Iterate on it

June 2020

When you write a for loop in Julia, like

for x in xs
  # do something with x

this expands to

next = iterate(xs)
while next != nothing
  x, state = next
  # do something with x
  next = iterate(xs, state)

Any Julia object – an array, a linked list, an infinite generator, whatever – can then implement iterate(xs) and iterate(xs, state) to make iterating over it with for possible, as well as getting a few other utilities like collect.

This is a lot nicer than Julia’s original, pre-1.0 iteration protocol which used start, next and done instead of the current Optional/Maybe-like pattern. The problem with the former approach is that some iterators, like Channels, don’t know whether they have a next value or not until you try them, which meant that many iterators awkwardly did all their work in done. So the 1.0 design above made it far easier to define asynchronous iterators like channels.

Unfortunately, the new protocol still has an issue: it can leak memory. Notice that xs must remain alive over the entire loop. In many cases that makes total sense (if you iterate over an array, you want the array to stick around so you can index it). If you have a linked list, though, it’s unnecessary: you only need the current element of the list, not the first, to carry on iterating, and if you let go of the head you can let the GC clean up the list as you go along.

In many cases, this is a minor missed optimisation opportunity. If you have very large functional data structures, even infinite ones (the functional equivalent of an indefinitely long generator / channel), it’s a disaster.
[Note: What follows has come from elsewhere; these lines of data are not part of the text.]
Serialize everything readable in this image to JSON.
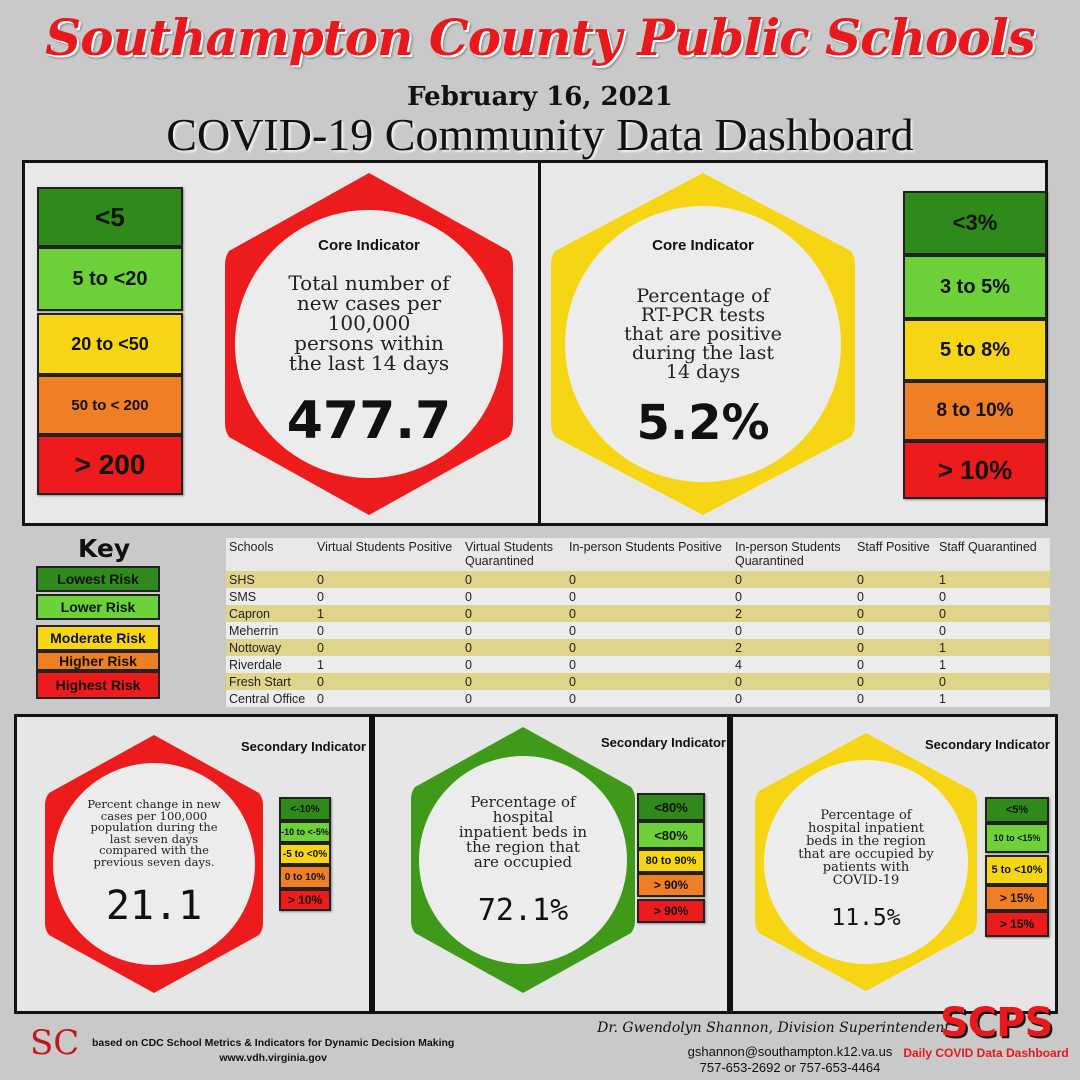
{
  "header": {
    "title": "Southampton County Public Schools",
    "date": "February 16, 2021",
    "subtitle": "COVID-19 Community Data Dashboard"
  },
  "core": [
    {
      "heading": "Core Indicator",
      "description_lines": [
        "Total number of",
        "new cases per",
        "100,000",
        "persons within",
        "the last 14 days"
      ],
      "value": "477.7",
      "scale": [
        "<5",
        "5 to  <20",
        "20 to <50",
        "50 to < 200",
        "> 200"
      ]
    },
    {
      "heading": "Core Indicator",
      "description_lines": [
        "Percentage of",
        "RT-PCR tests",
        "that are positive",
        "during the last",
        "14 days"
      ],
      "value": "5.2%",
      "scale": [
        "<3%",
        "3 to 5%",
        "5 to 8%",
        "8 to 10%",
        "> 10%"
      ]
    }
  ],
  "key": {
    "title": "Key",
    "items": [
      "Lowest Risk",
      "Lower Risk",
      "Moderate Risk",
      "Higher Risk",
      "Highest Risk"
    ]
  },
  "table": {
    "headers": [
      "Schools",
      "Virtual Students Positive",
      "Virtual Students Quarantined",
      "In-person Students Positive",
      "In-person Students Quarantined",
      "Staff Positive",
      "Staff Quarantined"
    ],
    "rows": [
      [
        "SHS",
        "0",
        "0",
        "0",
        "0",
        "0",
        "1"
      ],
      [
        "SMS",
        "0",
        "0",
        "0",
        "0",
        "0",
        "0"
      ],
      [
        "Capron",
        "1",
        "0",
        "0",
        "2",
        "0",
        "0"
      ],
      [
        "Meherrin",
        "0",
        "0",
        "0",
        "0",
        "0",
        "0"
      ],
      [
        "Nottoway",
        "0",
        "0",
        "0",
        "2",
        "0",
        "1"
      ],
      [
        "Riverdale",
        "1",
        "0",
        "0",
        "4",
        "0",
        "1"
      ],
      [
        "Fresh Start",
        "0",
        "0",
        "0",
        "0",
        "0",
        "0"
      ],
      [
        "Central Office",
        "0",
        "0",
        "0",
        "0",
        "0",
        "1"
      ]
    ]
  },
  "secondary": [
    {
      "heading": "Secondary Indicator",
      "description_lines": [
        "Percent change in new",
        "cases per 100,000",
        "population during the",
        "last seven days",
        "compared with the",
        "previous seven days."
      ],
      "value": "21.1",
      "scale": [
        "<-10%",
        "-10 to <-5%",
        "-5 to <0%",
        "0 to 10%",
        "> 10%"
      ]
    },
    {
      "heading": "Secondary Indicator",
      "description_lines": [
        "Percentage of",
        "hospital",
        "inpatient beds in",
        "the region that",
        "are occupied"
      ],
      "value": "72.1%",
      "scale": [
        "<80%",
        "<80%",
        "80 to 90%",
        "> 90%",
        "> 90%"
      ]
    },
    {
      "heading": "Secondary Indicator",
      "description_lines": [
        "Percentage of",
        "hospital inpatient",
        "beds in the region",
        "that are occupied by",
        "patients with",
        "COVID-19"
      ],
      "value": "11.5%",
      "scale": [
        "<5%",
        "10 to <15%",
        "5 to <10%",
        "> 15%",
        "> 15%"
      ]
    }
  ],
  "footer": {
    "logo_text": "SC",
    "note_line1": "based on CDC School Metrics & Indicators for Dynamic Decision Making",
    "note_line2": "www.vdh.virginia.gov",
    "superintendent": "Dr. Gwendolyn Shannon, Division Superintendent",
    "email": "gshannon@southampton.k12.va.us",
    "phone": "757-653-2692 or 757-653-4464",
    "brand": "SCPS",
    "brand_sub": "Daily COVID Data Dashboard"
  },
  "colors": {
    "lowest": "#2e8a1b",
    "lower": "#6dd23a",
    "moderate": "#f6d614",
    "higher": "#f07e25",
    "highest": "#ee1b1c",
    "title_red": "#e8181c"
  }
}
Compare this to the Rust- or Swift-like protocol (inspired by Python, though that language uses exceptions to simulate Optional), which we can represent in Julia as:

itr = iterator(xs)
while true
  next = iterate(itr)
  next == nothing && break
  x, itr = next
  # do something with x

This is arguably a more elegant meaning for for, especially since in Rust and Swift it can be written something like while let x = itr.iterate() { ... to handle both the optional and the modification of itr. It also provides more flexibility; for arrays, itr can be a reference to an array and a current index, but for lists it can just be the current element, avoiding the memory leak.
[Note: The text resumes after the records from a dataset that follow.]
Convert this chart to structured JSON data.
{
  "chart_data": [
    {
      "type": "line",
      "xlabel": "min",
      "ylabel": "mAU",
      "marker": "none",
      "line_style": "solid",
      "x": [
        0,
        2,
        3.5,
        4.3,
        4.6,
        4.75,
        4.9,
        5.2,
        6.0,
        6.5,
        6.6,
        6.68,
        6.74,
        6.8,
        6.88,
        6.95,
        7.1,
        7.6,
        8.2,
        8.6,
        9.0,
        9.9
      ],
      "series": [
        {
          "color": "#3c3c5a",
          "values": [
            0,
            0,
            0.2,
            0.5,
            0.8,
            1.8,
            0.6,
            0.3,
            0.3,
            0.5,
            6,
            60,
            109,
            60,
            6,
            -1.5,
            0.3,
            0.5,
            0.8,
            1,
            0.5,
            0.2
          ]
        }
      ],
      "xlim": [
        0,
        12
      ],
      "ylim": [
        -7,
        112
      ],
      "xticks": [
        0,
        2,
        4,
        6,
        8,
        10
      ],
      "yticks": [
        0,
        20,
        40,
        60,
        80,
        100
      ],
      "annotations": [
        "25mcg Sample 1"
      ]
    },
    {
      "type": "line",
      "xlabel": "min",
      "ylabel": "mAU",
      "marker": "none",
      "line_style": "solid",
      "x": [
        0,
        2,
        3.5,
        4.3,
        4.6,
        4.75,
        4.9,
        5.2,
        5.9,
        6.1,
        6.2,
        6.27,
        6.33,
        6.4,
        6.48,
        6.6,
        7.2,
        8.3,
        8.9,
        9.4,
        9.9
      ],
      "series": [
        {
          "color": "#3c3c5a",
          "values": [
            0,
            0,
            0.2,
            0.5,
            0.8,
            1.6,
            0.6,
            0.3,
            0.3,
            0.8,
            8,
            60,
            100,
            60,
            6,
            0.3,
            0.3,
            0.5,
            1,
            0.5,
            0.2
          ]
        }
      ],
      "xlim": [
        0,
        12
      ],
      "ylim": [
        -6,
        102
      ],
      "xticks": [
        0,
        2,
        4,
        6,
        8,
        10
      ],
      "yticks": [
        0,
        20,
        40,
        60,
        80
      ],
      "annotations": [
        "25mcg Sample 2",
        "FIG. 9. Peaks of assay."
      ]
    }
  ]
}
It’s unclear why a Swift/Rust/Python-style iteration protocol wasn’t considered for Julia. While one of many issues on multi-line comment syntax has 121 comments, the iteration overhaul proposal just says ‘we hashed it out at JuliaCon’ and there’s no mention of alternatives or tradeoffs considered.
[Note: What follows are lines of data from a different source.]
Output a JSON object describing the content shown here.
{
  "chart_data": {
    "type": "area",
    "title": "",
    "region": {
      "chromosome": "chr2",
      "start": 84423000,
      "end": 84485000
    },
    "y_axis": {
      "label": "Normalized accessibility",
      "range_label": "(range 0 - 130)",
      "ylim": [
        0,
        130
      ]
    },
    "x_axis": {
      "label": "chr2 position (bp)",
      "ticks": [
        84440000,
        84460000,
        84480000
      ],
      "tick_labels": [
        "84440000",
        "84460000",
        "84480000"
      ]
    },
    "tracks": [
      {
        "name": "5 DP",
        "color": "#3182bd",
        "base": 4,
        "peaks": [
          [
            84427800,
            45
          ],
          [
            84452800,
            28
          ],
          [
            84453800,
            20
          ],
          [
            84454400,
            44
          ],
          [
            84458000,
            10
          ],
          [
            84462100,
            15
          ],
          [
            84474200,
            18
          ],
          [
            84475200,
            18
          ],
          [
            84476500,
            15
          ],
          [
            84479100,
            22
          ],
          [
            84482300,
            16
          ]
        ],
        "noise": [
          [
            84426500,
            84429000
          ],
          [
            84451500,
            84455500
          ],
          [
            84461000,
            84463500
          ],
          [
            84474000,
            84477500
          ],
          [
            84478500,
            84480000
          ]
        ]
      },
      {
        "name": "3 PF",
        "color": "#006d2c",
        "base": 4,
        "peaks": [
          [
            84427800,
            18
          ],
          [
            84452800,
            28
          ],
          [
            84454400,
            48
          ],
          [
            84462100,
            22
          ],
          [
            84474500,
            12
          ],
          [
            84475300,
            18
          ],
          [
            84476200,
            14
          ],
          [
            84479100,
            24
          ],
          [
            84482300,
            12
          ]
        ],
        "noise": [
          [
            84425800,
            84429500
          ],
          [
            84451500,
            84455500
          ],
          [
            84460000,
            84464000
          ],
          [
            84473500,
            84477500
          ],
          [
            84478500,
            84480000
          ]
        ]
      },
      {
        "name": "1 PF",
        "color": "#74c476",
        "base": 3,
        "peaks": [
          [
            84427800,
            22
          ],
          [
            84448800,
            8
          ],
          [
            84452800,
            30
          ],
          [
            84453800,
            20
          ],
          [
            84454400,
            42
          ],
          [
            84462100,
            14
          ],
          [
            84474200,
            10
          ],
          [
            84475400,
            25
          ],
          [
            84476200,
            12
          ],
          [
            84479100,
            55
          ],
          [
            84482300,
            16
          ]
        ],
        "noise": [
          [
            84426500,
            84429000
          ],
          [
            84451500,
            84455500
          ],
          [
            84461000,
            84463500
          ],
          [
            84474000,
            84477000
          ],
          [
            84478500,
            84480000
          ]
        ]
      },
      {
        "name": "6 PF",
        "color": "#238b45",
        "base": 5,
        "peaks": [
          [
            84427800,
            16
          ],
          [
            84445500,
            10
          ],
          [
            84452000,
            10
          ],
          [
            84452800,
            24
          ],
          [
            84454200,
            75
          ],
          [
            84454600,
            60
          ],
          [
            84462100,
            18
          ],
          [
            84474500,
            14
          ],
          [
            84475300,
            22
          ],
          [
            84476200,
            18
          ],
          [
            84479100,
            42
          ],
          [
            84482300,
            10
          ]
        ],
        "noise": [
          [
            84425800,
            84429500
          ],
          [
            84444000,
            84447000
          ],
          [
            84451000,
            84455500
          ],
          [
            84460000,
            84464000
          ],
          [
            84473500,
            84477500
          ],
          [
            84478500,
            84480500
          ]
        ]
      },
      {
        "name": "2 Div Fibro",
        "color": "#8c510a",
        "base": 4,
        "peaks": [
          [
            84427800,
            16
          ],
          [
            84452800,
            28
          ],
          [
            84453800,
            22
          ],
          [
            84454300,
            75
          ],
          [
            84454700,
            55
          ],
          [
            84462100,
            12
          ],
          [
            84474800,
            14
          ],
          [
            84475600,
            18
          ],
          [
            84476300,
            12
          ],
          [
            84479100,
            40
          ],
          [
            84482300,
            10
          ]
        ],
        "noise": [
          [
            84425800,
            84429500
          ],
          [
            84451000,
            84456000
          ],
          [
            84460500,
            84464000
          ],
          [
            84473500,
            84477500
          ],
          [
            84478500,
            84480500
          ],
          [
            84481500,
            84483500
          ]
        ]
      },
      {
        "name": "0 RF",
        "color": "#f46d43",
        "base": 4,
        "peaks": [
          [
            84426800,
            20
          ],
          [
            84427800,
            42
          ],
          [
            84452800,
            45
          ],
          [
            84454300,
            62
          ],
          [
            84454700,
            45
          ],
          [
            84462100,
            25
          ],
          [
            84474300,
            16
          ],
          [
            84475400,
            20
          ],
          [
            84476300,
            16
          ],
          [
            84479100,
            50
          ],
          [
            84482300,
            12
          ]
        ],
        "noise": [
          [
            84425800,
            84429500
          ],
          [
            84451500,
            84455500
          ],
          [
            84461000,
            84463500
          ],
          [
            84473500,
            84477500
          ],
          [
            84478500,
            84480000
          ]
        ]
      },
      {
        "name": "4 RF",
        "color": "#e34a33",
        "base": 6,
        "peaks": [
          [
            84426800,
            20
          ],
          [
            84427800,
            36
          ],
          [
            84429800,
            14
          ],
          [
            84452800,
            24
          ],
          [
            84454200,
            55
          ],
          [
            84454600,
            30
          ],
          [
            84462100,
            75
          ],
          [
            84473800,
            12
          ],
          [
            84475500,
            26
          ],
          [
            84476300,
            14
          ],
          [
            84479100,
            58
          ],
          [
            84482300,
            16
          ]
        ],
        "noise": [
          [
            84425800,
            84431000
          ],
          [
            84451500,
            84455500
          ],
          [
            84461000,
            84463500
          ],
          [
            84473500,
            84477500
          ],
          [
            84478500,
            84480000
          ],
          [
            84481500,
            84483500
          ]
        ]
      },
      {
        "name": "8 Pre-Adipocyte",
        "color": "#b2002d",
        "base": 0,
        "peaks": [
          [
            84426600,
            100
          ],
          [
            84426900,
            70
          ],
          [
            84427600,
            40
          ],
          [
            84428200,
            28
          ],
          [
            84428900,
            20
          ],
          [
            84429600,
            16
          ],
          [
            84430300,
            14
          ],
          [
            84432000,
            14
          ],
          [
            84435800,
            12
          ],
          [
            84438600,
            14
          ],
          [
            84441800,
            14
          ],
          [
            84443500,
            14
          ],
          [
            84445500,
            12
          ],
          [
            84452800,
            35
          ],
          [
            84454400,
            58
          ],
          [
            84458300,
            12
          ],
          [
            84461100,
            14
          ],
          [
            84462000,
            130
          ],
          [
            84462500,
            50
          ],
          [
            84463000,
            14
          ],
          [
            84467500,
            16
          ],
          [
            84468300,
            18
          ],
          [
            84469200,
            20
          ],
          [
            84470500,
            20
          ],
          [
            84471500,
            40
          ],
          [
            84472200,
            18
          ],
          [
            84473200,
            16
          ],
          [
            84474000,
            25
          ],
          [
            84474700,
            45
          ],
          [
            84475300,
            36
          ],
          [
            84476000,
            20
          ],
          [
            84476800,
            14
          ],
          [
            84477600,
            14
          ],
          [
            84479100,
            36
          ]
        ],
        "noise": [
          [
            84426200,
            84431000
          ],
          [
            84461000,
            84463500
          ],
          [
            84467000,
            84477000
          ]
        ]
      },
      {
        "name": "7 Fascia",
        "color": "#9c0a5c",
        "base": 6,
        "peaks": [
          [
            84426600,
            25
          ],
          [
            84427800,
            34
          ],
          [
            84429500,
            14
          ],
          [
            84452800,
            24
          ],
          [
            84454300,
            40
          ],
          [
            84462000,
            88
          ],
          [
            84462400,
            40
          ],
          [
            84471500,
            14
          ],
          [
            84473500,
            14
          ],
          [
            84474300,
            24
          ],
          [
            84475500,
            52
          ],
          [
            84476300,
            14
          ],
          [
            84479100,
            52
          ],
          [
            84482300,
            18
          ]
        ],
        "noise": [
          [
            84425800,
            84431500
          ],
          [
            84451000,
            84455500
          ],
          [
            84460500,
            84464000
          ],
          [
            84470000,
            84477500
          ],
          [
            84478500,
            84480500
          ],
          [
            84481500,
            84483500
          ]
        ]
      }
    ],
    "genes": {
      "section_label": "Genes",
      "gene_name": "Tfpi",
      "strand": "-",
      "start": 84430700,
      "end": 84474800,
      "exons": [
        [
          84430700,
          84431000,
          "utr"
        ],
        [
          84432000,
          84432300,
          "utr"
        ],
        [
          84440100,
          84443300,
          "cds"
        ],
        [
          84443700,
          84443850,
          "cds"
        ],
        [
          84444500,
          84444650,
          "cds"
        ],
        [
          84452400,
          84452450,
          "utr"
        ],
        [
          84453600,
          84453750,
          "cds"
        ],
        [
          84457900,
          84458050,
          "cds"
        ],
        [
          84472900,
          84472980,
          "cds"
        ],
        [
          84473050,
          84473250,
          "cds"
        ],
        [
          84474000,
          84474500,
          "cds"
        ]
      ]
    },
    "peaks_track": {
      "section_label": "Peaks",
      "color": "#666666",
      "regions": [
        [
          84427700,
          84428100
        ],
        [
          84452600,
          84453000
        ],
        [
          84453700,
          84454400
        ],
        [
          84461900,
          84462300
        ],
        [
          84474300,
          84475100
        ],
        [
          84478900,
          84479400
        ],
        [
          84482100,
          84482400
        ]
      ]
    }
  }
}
Iteration seems to be a solved problem in modern, high-level, performance-sensitive languages, and it’s strange that Julia didn’t just copy the standard solution word-for-word, let alone that other languages were not mentioned at all during the design process. My best guess is that it came down to time constraints imposed by an impending feature freeze. The current protocol already required an extensive compiler overhaul, further delaying a beleaguered 1.0 release. Swift/Rust-style iteration additionally requires at least stack allocation of structs containing references to be efficient, an optimisation which only just landed recently.

In a language with rampant mutation, this issue isn’t that big of a deal. It’s easy to write large/indefinite generators that simply self-destruct as you iterate over them, as is standard in many imperative programming languages. But it’s a shame not to have the choice.